鉄パイプは異形を倒すときに手放してしまい、ここには何も残されていない。
「おい、いぬいぬこー、起きろぉぉぉぉぉぉぉー」
慌てていぬいぬこを起こそうとするが、
「ぐぅ。」
「おいおい、勘弁してくれよ…!」
まんじゅうは立ち上がり、扉の方へ歩み寄る。音の正体を確かめるべきか、それとも身を潜めるべきか。
判断に迷う中、音はさらに近づき、ついに扉の外で止まった。
静寂が訪れる。息を殺して身を潜めるまんじゅう。だが、その瞬間
ガンッ!
扉が激しく叩かれる音が響き渡った。
「ファッ!?」
いぬいぬこが突然飛び起き、辺りを見回す。その動きにまんじゅうは驚きつつも、すぐに手で制止しようとする。
「お、おい!静かにしろ!」
しかし、扉の向こうから聞こえる低い唸り声が二人を硬直させる。
ガンッ!ガンッ!
「……何だよこれ。」
いぬいぬこは寝起きで状況が飲み込めていないのか、頭を掻きながら扉の方を睨む。
その顔には痛みと疲労の色が濃く残っているが、それでも戦う覚悟を決めたかのように立ち上がる。

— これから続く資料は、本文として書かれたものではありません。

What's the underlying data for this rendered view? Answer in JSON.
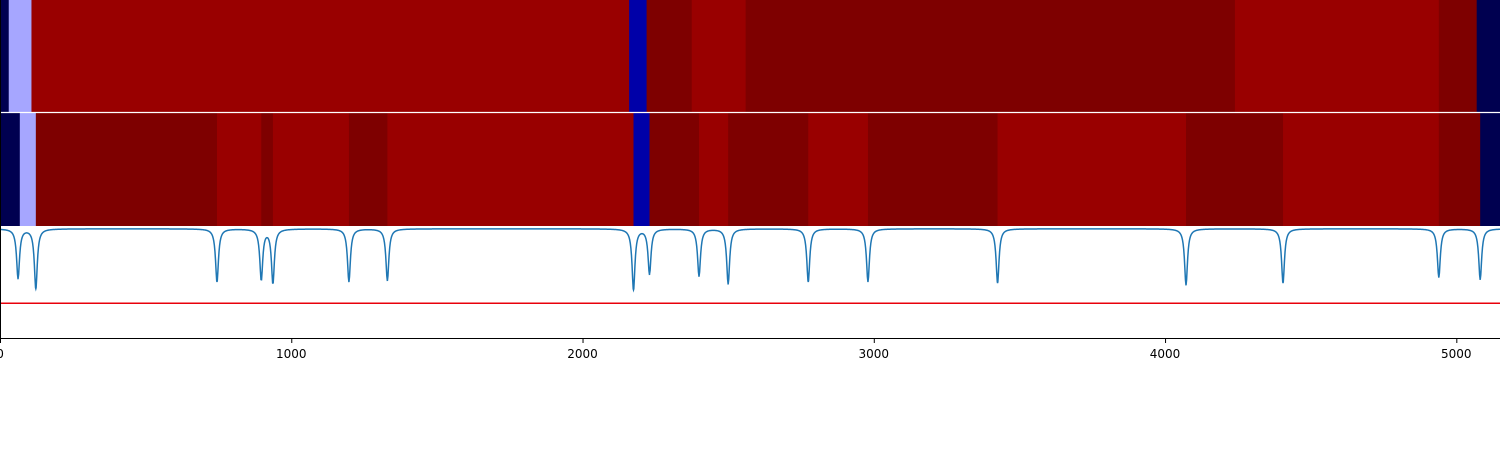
{
  "colors": {
    "seg_red": "#990000",
    "seg_darkred": "#7e0000",
    "seg_lightblue": "#a6a6ff",
    "seg_navy": "#000050",
    "seg_blue": "#0000a8",
    "line": "#1f77b4",
    "threshold": "#e8000b",
    "axis": "#000000"
  },
  "chart_data": [
    {
      "type": "heatmap",
      "xlim": [
        0,
        5150
      ],
      "row": "top",
      "segments": [
        {
          "start": 0,
          "end": 30,
          "color": "seg_navy"
        },
        {
          "start": 30,
          "end": 108,
          "color": "seg_lightblue"
        },
        {
          "start": 108,
          "end": 2160,
          "color": "seg_red"
        },
        {
          "start": 2160,
          "end": 2220,
          "color": "seg_blue"
        },
        {
          "start": 2220,
          "end": 2375,
          "color": "seg_darkred"
        },
        {
          "start": 2375,
          "end": 2560,
          "color": "seg_red"
        },
        {
          "start": 2560,
          "end": 4240,
          "color": "seg_darkred"
        },
        {
          "start": 4240,
          "end": 4940,
          "color": "seg_red"
        },
        {
          "start": 4940,
          "end": 5070,
          "color": "seg_darkred"
        },
        {
          "start": 5070,
          "end": 5150,
          "color": "seg_navy"
        }
      ]
    },
    {
      "type": "heatmap",
      "xlim": [
        0,
        5150
      ],
      "row": "middle",
      "segments": [
        {
          "start": 0,
          "end": 68,
          "color": "seg_navy"
        },
        {
          "start": 68,
          "end": 123,
          "color": "seg_lightblue"
        },
        {
          "start": 123,
          "end": 745,
          "color": "seg_darkred"
        },
        {
          "start": 745,
          "end": 897,
          "color": "seg_red"
        },
        {
          "start": 897,
          "end": 937,
          "color": "seg_darkred"
        },
        {
          "start": 937,
          "end": 1198,
          "color": "seg_red"
        },
        {
          "start": 1198,
          "end": 1330,
          "color": "seg_darkred"
        },
        {
          "start": 1330,
          "end": 2175,
          "color": "seg_red"
        },
        {
          "start": 2175,
          "end": 2230,
          "color": "seg_blue"
        },
        {
          "start": 2230,
          "end": 2400,
          "color": "seg_darkred"
        },
        {
          "start": 2400,
          "end": 2500,
          "color": "seg_red"
        },
        {
          "start": 2500,
          "end": 2775,
          "color": "seg_darkred"
        },
        {
          "start": 2775,
          "end": 2980,
          "color": "seg_red"
        },
        {
          "start": 2980,
          "end": 3425,
          "color": "seg_darkred"
        },
        {
          "start": 3425,
          "end": 4072,
          "color": "seg_red"
        },
        {
          "start": 4072,
          "end": 4405,
          "color": "seg_darkred"
        },
        {
          "start": 4405,
          "end": 4940,
          "color": "seg_red"
        },
        {
          "start": 4940,
          "end": 5082,
          "color": "seg_darkred"
        },
        {
          "start": 5082,
          "end": 5150,
          "color": "seg_navy"
        }
      ]
    },
    {
      "type": "line",
      "xlim": [
        0,
        5150
      ],
      "ylim": [
        0,
        1
      ],
      "baseline": 0.975,
      "threshold": 0.31,
      "dips": [
        {
          "x": 62,
          "y": 0.53
        },
        {
          "x": 123,
          "y": 0.44
        },
        {
          "x": 745,
          "y": 0.5
        },
        {
          "x": 897,
          "y": 0.52
        },
        {
          "x": 937,
          "y": 0.49
        },
        {
          "x": 1198,
          "y": 0.5
        },
        {
          "x": 1330,
          "y": 0.51
        },
        {
          "x": 2175,
          "y": 0.43
        },
        {
          "x": 2230,
          "y": 0.57
        },
        {
          "x": 2400,
          "y": 0.55
        },
        {
          "x": 2500,
          "y": 0.48
        },
        {
          "x": 2775,
          "y": 0.5
        },
        {
          "x": 2980,
          "y": 0.5
        },
        {
          "x": 3425,
          "y": 0.49
        },
        {
          "x": 4072,
          "y": 0.47
        },
        {
          "x": 4405,
          "y": 0.49
        },
        {
          "x": 4940,
          "y": 0.54
        },
        {
          "x": 5082,
          "y": 0.52
        }
      ],
      "xticks": [
        0,
        1000,
        2000,
        3000,
        4000,
        5000
      ],
      "xtick_labels": [
        "0",
        "1000",
        "2000",
        "3000",
        "4000",
        "5000"
      ]
    }
  ]
}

「おいおい、無理すんなって!さっきの戦いでボロボロだろ!?」
「無理してるのは分かってる。でも、ここでじっとしてたらやられるだろ。」
そう言ってまた戦おうとするいぬいぬこ。まんじゅうは必死に考える。どうすればこの状況を安全に切り抜けられるのか。
現状を必死に分析し、やがて答えにたどり着く。
「そうだ、戦うんじゃない。ここから逃げる!」まんじゅうが声を上げる。